9. Остановитесь на какой-нибудь хорошо знакомой вам пьесе. Представьте ее себе в виде живой, пульсирующей ритмической структуры. И подберите к ней ритмический, я подчеркиваю: ритмический эквивалент в виде конкретного композитора и конкретного музыкального произведения (симфонии, кантаты, песенки или фортепьянной миниатюры). Не бойтесь ритмического субъективизма, бойтесь ритмического иллюстрирования.

Тренинг по третьей номинации (мизансцена как выразительное средство режиссера).

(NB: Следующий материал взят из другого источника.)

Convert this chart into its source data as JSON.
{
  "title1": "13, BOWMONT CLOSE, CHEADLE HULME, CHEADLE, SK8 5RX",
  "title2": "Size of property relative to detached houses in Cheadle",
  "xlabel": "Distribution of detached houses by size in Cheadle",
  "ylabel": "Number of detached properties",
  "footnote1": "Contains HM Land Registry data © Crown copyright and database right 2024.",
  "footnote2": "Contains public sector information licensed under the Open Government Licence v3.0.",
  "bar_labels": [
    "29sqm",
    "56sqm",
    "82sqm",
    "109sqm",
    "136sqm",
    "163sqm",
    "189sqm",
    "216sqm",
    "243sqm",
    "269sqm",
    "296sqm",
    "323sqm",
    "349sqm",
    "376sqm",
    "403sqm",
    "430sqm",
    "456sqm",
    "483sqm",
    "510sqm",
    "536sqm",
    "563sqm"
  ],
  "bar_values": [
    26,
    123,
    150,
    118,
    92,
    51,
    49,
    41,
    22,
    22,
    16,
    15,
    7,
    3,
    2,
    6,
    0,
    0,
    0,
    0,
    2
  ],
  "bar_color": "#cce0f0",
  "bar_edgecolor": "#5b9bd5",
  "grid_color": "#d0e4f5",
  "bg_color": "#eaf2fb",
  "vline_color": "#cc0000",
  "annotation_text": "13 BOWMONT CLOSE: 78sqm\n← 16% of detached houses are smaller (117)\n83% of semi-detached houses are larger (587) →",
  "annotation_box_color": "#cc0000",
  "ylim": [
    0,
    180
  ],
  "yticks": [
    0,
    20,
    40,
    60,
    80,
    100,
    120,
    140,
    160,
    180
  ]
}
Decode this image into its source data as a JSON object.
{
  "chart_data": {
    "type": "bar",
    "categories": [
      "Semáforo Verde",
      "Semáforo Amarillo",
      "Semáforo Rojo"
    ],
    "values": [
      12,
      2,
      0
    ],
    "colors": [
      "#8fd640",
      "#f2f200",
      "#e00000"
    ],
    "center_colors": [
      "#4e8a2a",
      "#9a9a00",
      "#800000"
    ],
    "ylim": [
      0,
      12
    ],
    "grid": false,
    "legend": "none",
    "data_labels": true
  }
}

Выражение «Мизансценаа — язык режиссера» давно уже стало невыносимой тривиальностью. Но что же тут поделаешь, если мизансцена и в самом деле является наиболее доступным и наиболее нетрудным способом выражения режиссерской мысли. Многие склонны даже сводить всю творческую деятельность режиссера к одному лишь мизансценированию спектакля. Если бы это было так! Но режиссерская работа с каждым годом, с каждым днем, с каждым часом усложняется, ее центр все больше и больше смещается от вещей внешних и броских к вещам внутренним незаметным и неуловимым. Особенно ярко этот сдвиг заметен на мизансцене: она постепенно становится функцией коллективного труда. Первым вклинился художник — он стал проектировать расположение актеров в сценическом пространстве, начал рисовать не декорации, не эскизы костюмов, а именно мизансцены. (Тео Отто, Каспар Неер, Карл фор Аппен у Брехта, Дмитриев у Станиславского, Боровский у Любимова, Пименов у Кнебель). Потом осмелели господа актеры; они научились отыскивать незаполненные ниши в толще режиссерского и сценографического диктата а там-то уж всласть и вдоволь лепили свои собственные пластические шедевры: каскады поз, фейерверки жестов, фонтаны физических пристроек друг к дружке. Положение режиссера усложнилось. Оно стало почти губернаторским. Теперь ему нужно было, не стесняя самовыражения коллег, каким-то образом, но все-таки проводить в жизнь мизансценное выражение своей дорогой мысли. Все превратилось в какую-то затейливую психологическую головоломку: навязать, не насилуя, подвести к необходимому результату, не диктуя, увлечь своей мизансценической идее людей, ею не очень увлеченных.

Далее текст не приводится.